L’apertura verso Damasco rientra, dunque, nel pragmatismo che permea la politica estera emiratina. Non solo la Siria è tessera imprescindibile per la costruzione di una sicurezza regionale di cui gli Emirati desiderano essere abili tessitori, ma essa ricade – grazie alla sua strategica posizione – anche nella politica neo-mercantilista di Abu Dhabi, volta a rendere l’Emirato il cuore pulsante di flussi commerciali ed energetici tra Asia, Africa ed Europa. In tale ottica, si pensi alla firma degli Accordi di Abramo ma anche al progressivo riavvicinamento emiratino ad Ankara, animato e da interessi economici/commerciali e dalla volontà di contenimento del potere iraniano.

E il futuro?

Ciò che colpisce è il silenzio assordante europeo che ribadisce, assieme alla debole posizione USA, il fallimento delle politiche occidentali in Siria. L’opportunismo diplomatico di Abu Dhabi (a distanza di qualche giorno MBZ volava in Egitto per un vertice trilaterale con al-Sisi e Naftali Bennett) sembra, dunque, tracciare un percorso di stabilizzazione regionale fondato su un’alleanza di poteri autoritari e legati al mantenimento dello status quo.

Ineludibili interrogativi sorgono, dunque, non solo in merito alle conseguenze nello scacchiere regionale ma anche per gli interessi europei, laddove su altri fronti (si pensi al sostegno ad Haftar in Libia, ai bombardamenti in Yemen, alla normalizzazione con Israele senza coinvolgimento palestinese e, infine, alla riabilitazione priva di condizionalità del regime siriano) l’ambiguità politica emiratina ha spesso vestito ruoli contrari alle politiche occidentali.

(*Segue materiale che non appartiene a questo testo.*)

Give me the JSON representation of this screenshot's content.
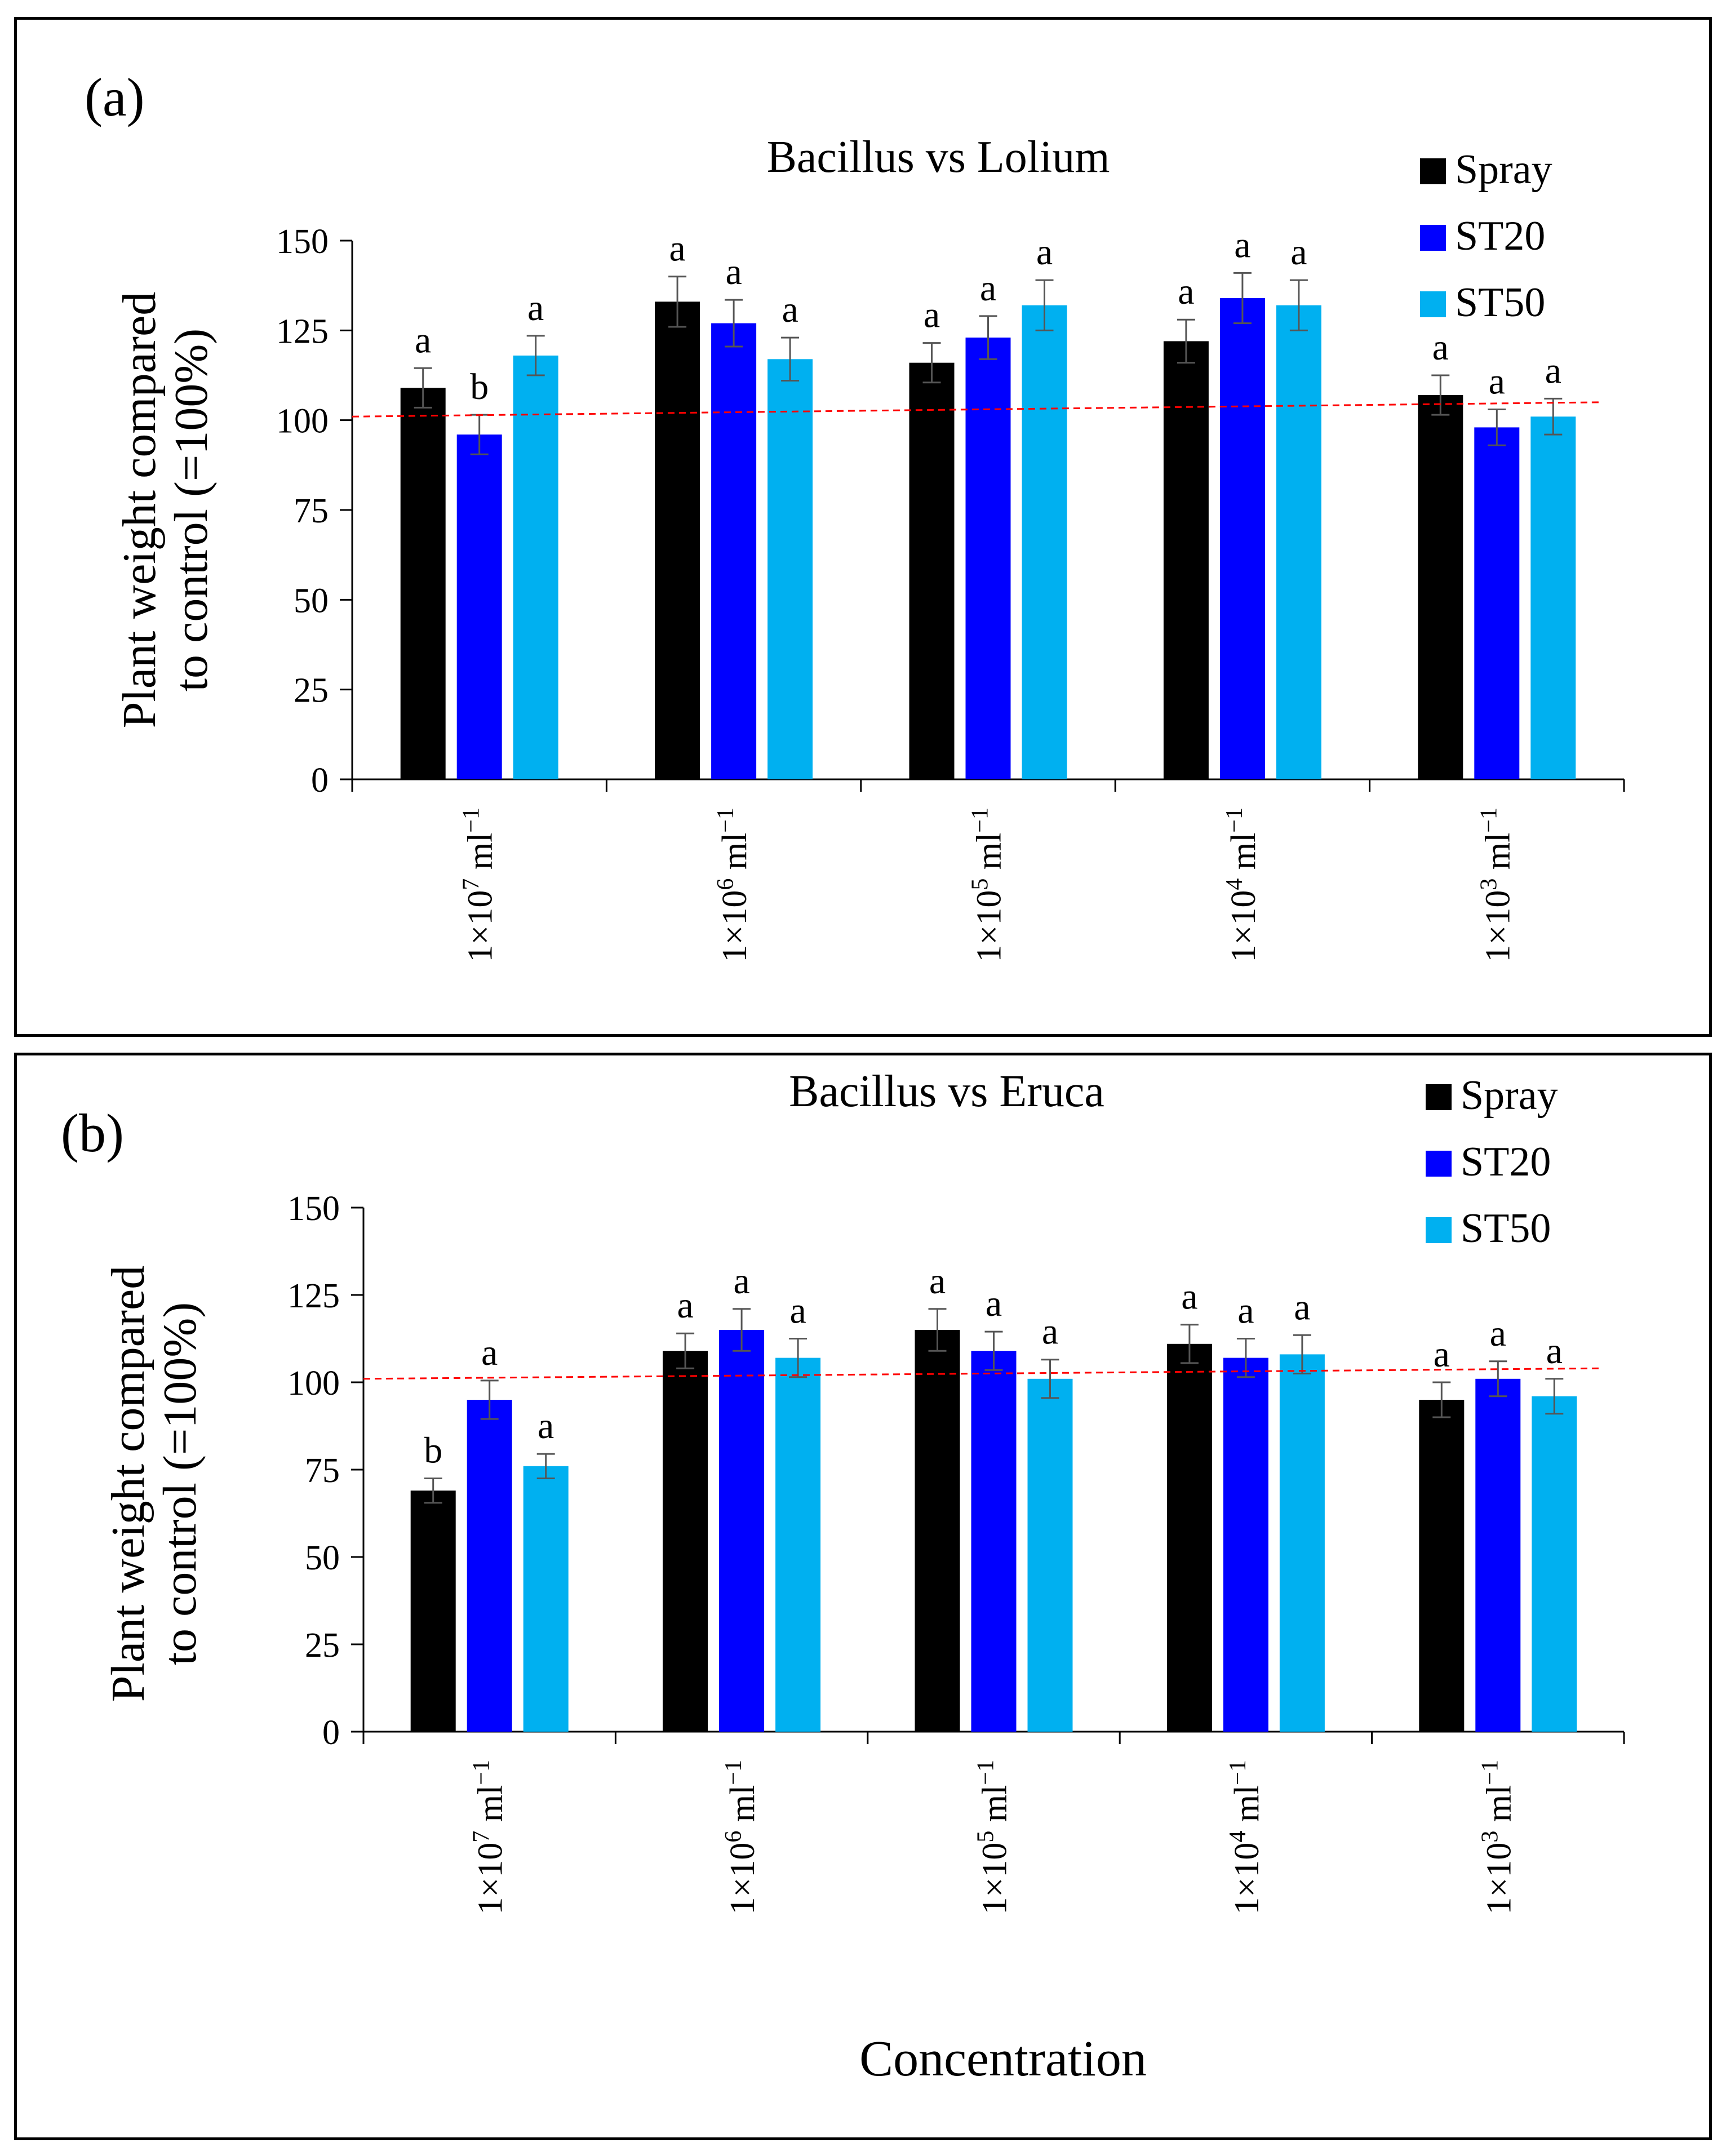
{
  "figure": {
    "x_axis_title": "Concentration"
  },
  "chart_data": [
    {
      "type": "bar",
      "panel_label": "(a)",
      "title": "Bacillus vs Lolium",
      "ylabel_line1": "Plant weight compared",
      "ylabel_line2": "to control (=100%)",
      "xlabel": "",
      "ylim": [
        0,
        150
      ],
      "yticks": [
        0,
        25,
        50,
        75,
        100,
        125,
        150
      ],
      "categories": [
        {
          "base": "1×10",
          "exp": "7",
          "unit": " ml",
          "unit_exp": "−1"
        },
        {
          "base": "1×10",
          "exp": "6",
          "unit": " ml",
          "unit_exp": "−1"
        },
        {
          "base": "1×10",
          "exp": "5",
          "unit": " ml",
          "unit_exp": "−1"
        },
        {
          "base": "1×10",
          "exp": "4",
          "unit": " ml",
          "unit_exp": "−1"
        },
        {
          "base": "1×10",
          "exp": "3",
          "unit": " ml",
          "unit_exp": "−1"
        }
      ],
      "series": [
        {
          "name": "Spray",
          "color": "#000000",
          "values": [
            109,
            133,
            116,
            122,
            107
          ],
          "errors": [
            5.5,
            7,
            5.5,
            6,
            5.5
          ],
          "letters": [
            "a",
            "a",
            "a",
            "a",
            "a"
          ]
        },
        {
          "name": "ST20",
          "color": "#0000ff",
          "values": [
            96,
            127,
            123,
            134,
            98
          ],
          "errors": [
            5.5,
            6.5,
            6,
            7,
            5
          ],
          "letters": [
            "b",
            "a",
            "a",
            "a",
            "a"
          ]
        },
        {
          "name": "ST50",
          "color": "#00b0f0",
          "values": [
            118,
            117,
            132,
            132,
            101
          ],
          "errors": [
            5.5,
            6,
            7,
            7,
            5
          ],
          "letters": [
            "a",
            "a",
            "a",
            "a",
            "a"
          ]
        }
      ],
      "reference_line": {
        "start": 101,
        "end": 105,
        "color": "#ff0000"
      },
      "legend_position": "top-right"
    },
    {
      "type": "bar",
      "panel_label": "(b)",
      "title": "Bacillus vs Eruca",
      "ylabel_line1": "Plant weight compared",
      "ylabel_line2": "to control (=100%)",
      "xlabel": "Concentration",
      "ylim": [
        0,
        150
      ],
      "yticks": [
        0,
        25,
        50,
        75,
        100,
        125,
        150
      ],
      "categories": [
        {
          "base": "1×10",
          "exp": "7",
          "unit": " ml",
          "unit_exp": "−1"
        },
        {
          "base": "1×10",
          "exp": "6",
          "unit": " ml",
          "unit_exp": "−1"
        },
        {
          "base": "1×10",
          "exp": "5",
          "unit": " ml",
          "unit_exp": "−1"
        },
        {
          "base": "1×10",
          "exp": "4",
          "unit": " ml",
          "unit_exp": "−1"
        },
        {
          "base": "1×10",
          "exp": "3",
          "unit": " ml",
          "unit_exp": "−1"
        }
      ],
      "series": [
        {
          "name": "Spray",
          "color": "#000000",
          "values": [
            69,
            109,
            115,
            111,
            95
          ],
          "errors": [
            3.5,
            5,
            6,
            5.5,
            5
          ],
          "letters": [
            "b",
            "a",
            "a",
            "a",
            "a"
          ]
        },
        {
          "name": "ST20",
          "color": "#0000ff",
          "values": [
            95,
            115,
            109,
            107,
            101
          ],
          "errors": [
            5.5,
            6,
            5.5,
            5.5,
            5
          ],
          "letters": [
            "a",
            "a",
            "a",
            "a",
            "a"
          ]
        },
        {
          "name": "ST50",
          "color": "#00b0f0",
          "values": [
            76,
            107,
            101,
            108,
            96
          ],
          "errors": [
            3.5,
            5.5,
            5.5,
            5.5,
            5
          ],
          "letters": [
            "a",
            "a",
            "a",
            "a",
            "a"
          ]
        }
      ],
      "reference_line": {
        "start": 101,
        "end": 104,
        "color": "#ff0000"
      },
      "legend_position": "top-right"
    }
  ]
}
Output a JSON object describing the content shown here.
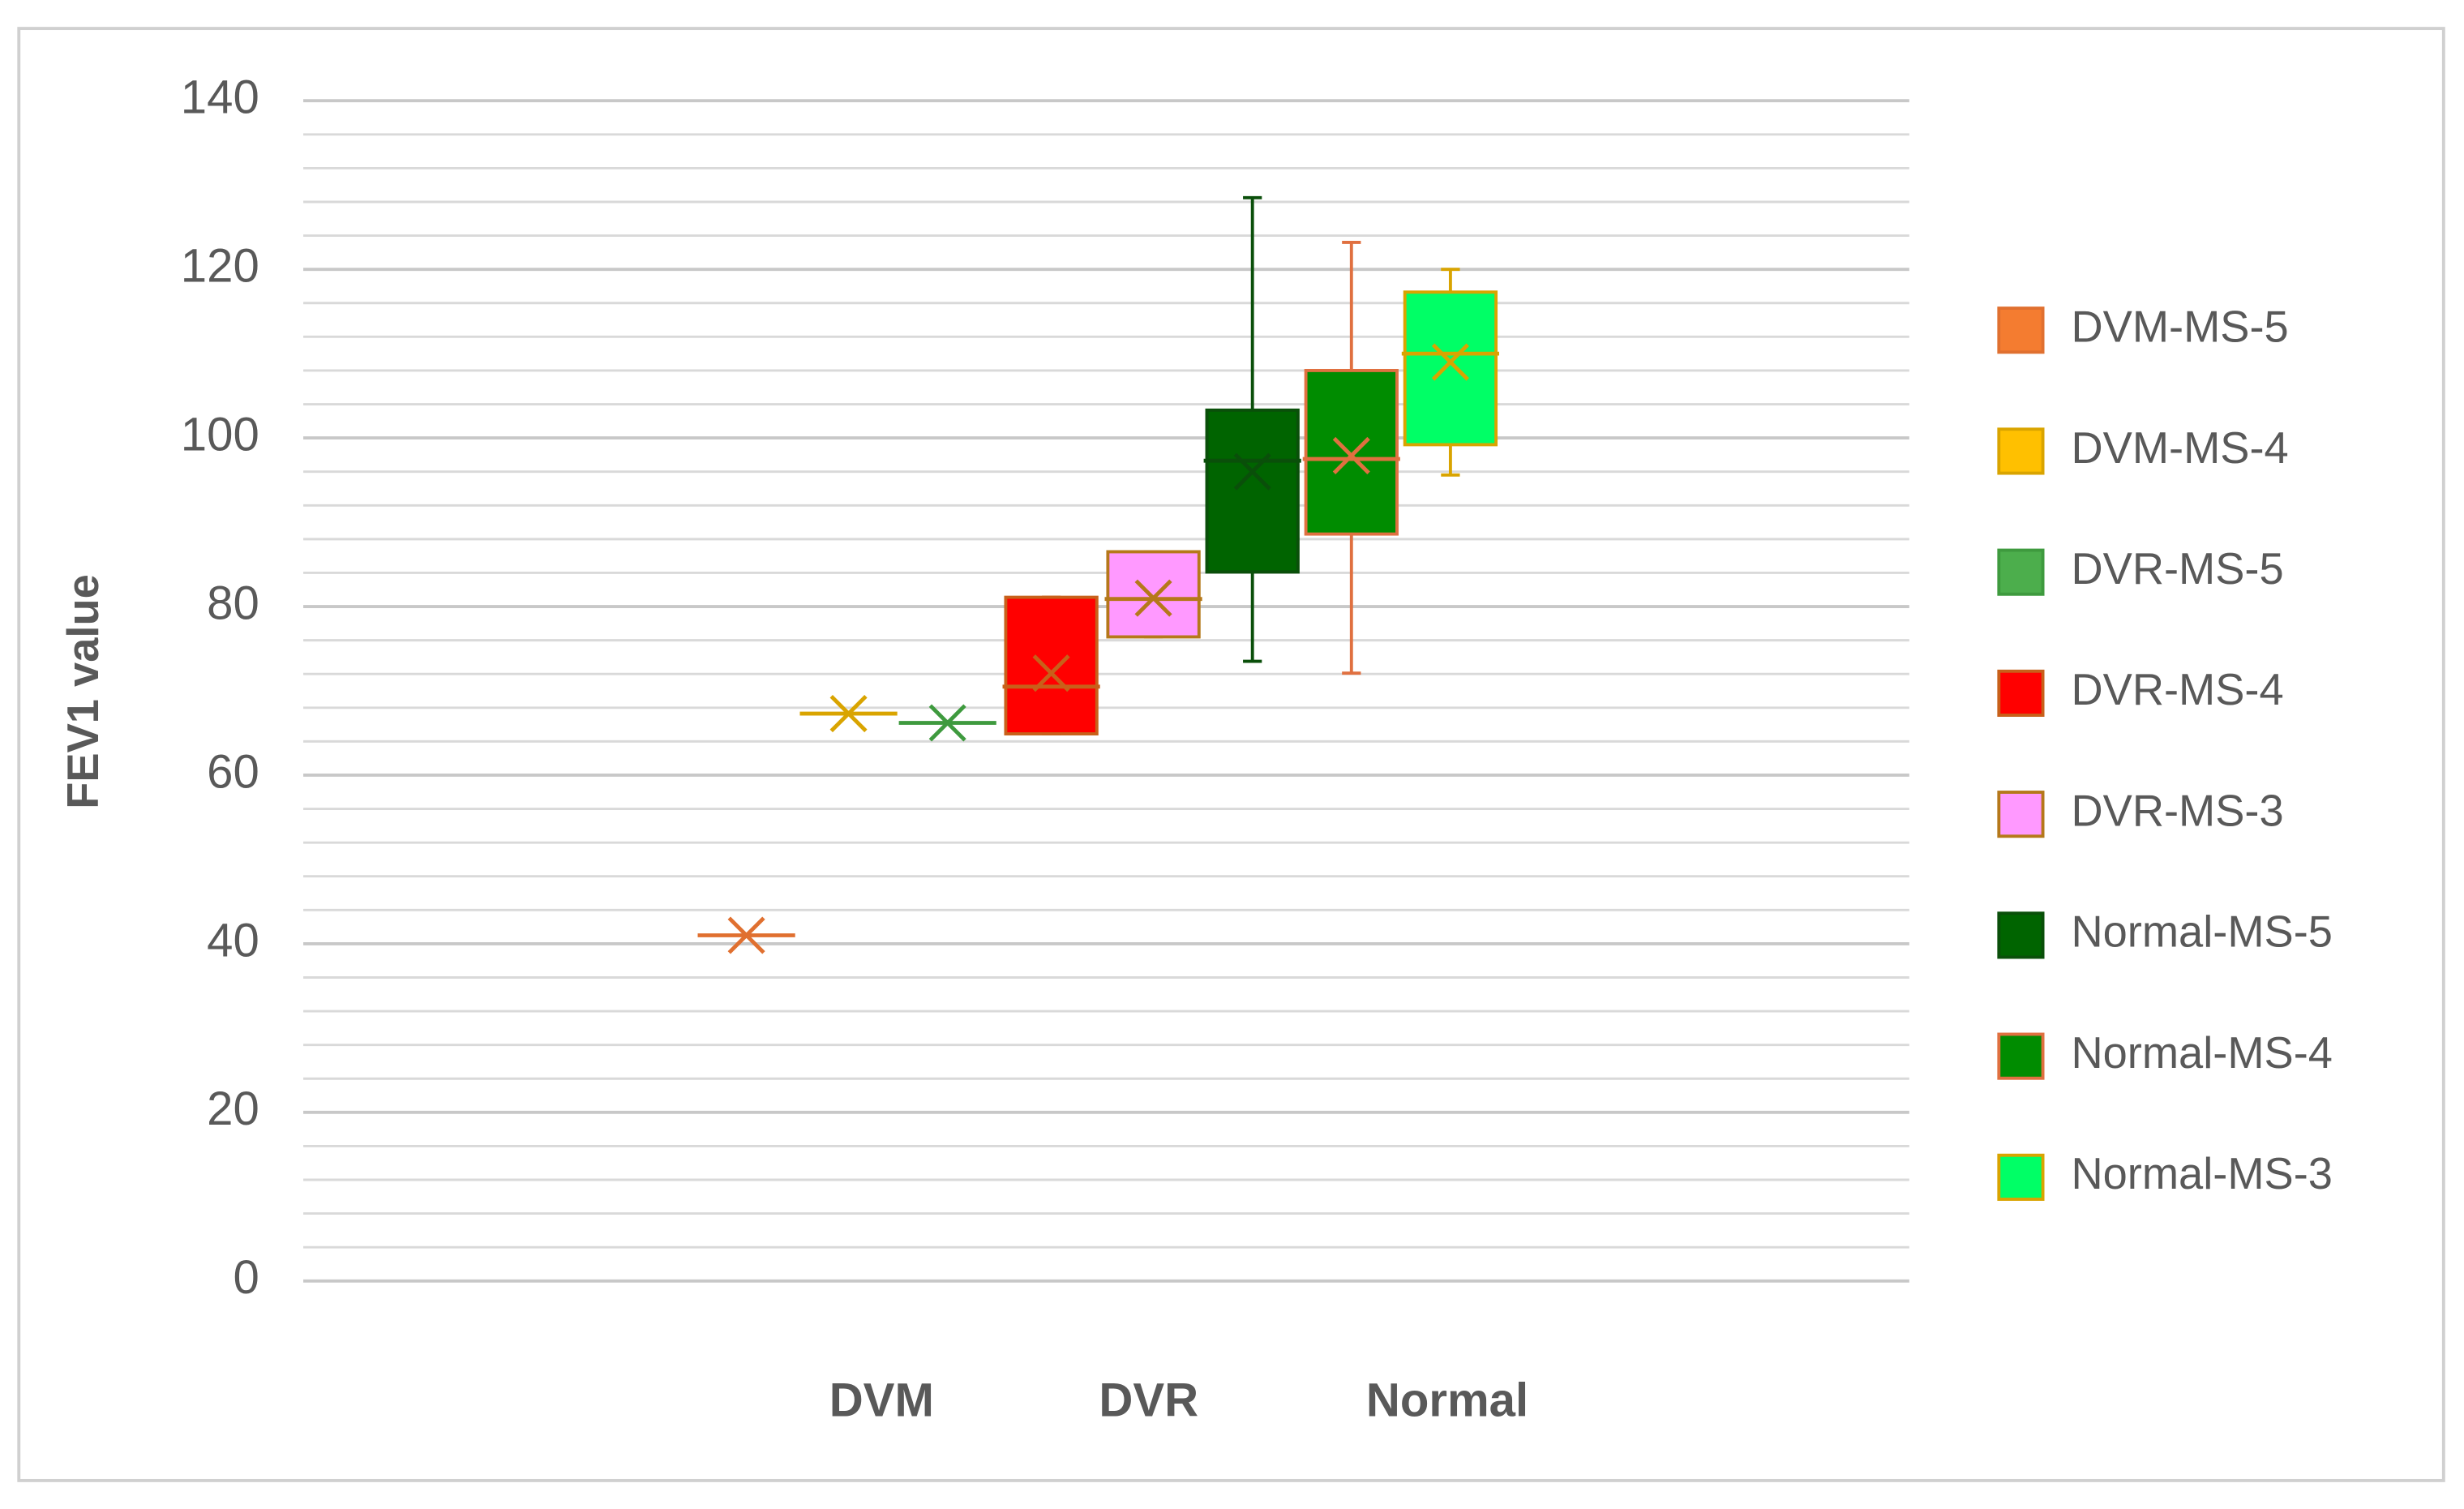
{
  "chart_data": {
    "type": "box",
    "y_label": "FEV1 value",
    "categories": [
      "DVM",
      "DVR",
      "Normal"
    ],
    "ylim": [
      0,
      140
    ],
    "yticks": [
      0,
      20,
      40,
      60,
      80,
      100,
      120,
      140
    ],
    "minor_yticks": [
      4,
      8,
      12,
      16,
      24,
      28,
      32,
      36,
      44,
      48,
      52,
      56,
      64,
      68,
      72,
      76,
      84,
      88,
      92,
      96,
      104,
      108,
      112,
      116,
      124,
      128,
      132,
      136
    ],
    "grid": true,
    "legend": "right",
    "series": [
      {
        "name": "DVM-MS-5",
        "color": "#f47c30",
        "line_color": "#e07030",
        "values": {
          "min": 41,
          "q1": 41,
          "median": 41,
          "q3": 41,
          "max": 41,
          "mean": 41
        }
      },
      {
        "name": "DVM-MS-4",
        "color": "#ffc000",
        "line_color": "#d9a400",
        "values": {
          "min": 67.3,
          "q1": 67.3,
          "median": 67.3,
          "q3": 67.3,
          "max": 67.3,
          "mean": 67.3
        }
      },
      {
        "name": "DVR-MS-5",
        "color": "#4cae4c",
        "line_color": "#3e9a3e",
        "values": {
          "min": 66.2,
          "q1": 66.2,
          "median": 66.2,
          "q3": 66.2,
          "max": 66.2,
          "mean": 66.2
        }
      },
      {
        "name": "DVR-MS-4",
        "color": "#ff0000",
        "line_color": "#c8601a",
        "values": {
          "min": 64.9,
          "q1": 64.9,
          "median": 70.5,
          "q3": 81.1,
          "max": 81.1,
          "mean": 72.1
        }
      },
      {
        "name": "DVR-MS-3",
        "color": "#ff99ff",
        "line_color": "#b5781a",
        "values": {
          "min": 76.4,
          "q1": 76.4,
          "median": 80.9,
          "q3": 86.5,
          "max": 86.5,
          "mean": 81
        }
      },
      {
        "name": "Normal-MS-5",
        "color": "#006400",
        "line_color": "#0a4f0a",
        "values": {
          "min": 73.5,
          "q1": 84.1,
          "median": 97.3,
          "q3": 103.3,
          "max": 128.5,
          "mean": 96
        }
      },
      {
        "name": "Normal-MS-4",
        "color": "#008c00",
        "line_color": "#e07040",
        "values": {
          "min": 72.1,
          "q1": 88.6,
          "median": 97.5,
          "q3": 108,
          "max": 123.2,
          "mean": 97.9
        }
      },
      {
        "name": "Normal-MS-3",
        "color": "#00ff66",
        "line_color": "#d9a400",
        "values": {
          "min": 95.6,
          "q1": 99.2,
          "median": 110,
          "q3": 117.3,
          "max": 120,
          "mean": 109
        }
      }
    ]
  }
}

Infine, dal punto di vista regionale, non resta che chiedersi quali saranno i prossimi sviluppi considerato l’effetto traino che le iniziative emiratine hanno più volte esercitato nelle dinamiche di area. Tutti gli occhi saranno, perciò, puntati sul summit in programma a novembre della Lega Araba, dalla quale la Siria fu espulsa nel lontano 2011. Chissà che non sia questa l’occasione per sancire un definitivo reintegro di Assad nei grandi consessi regionali.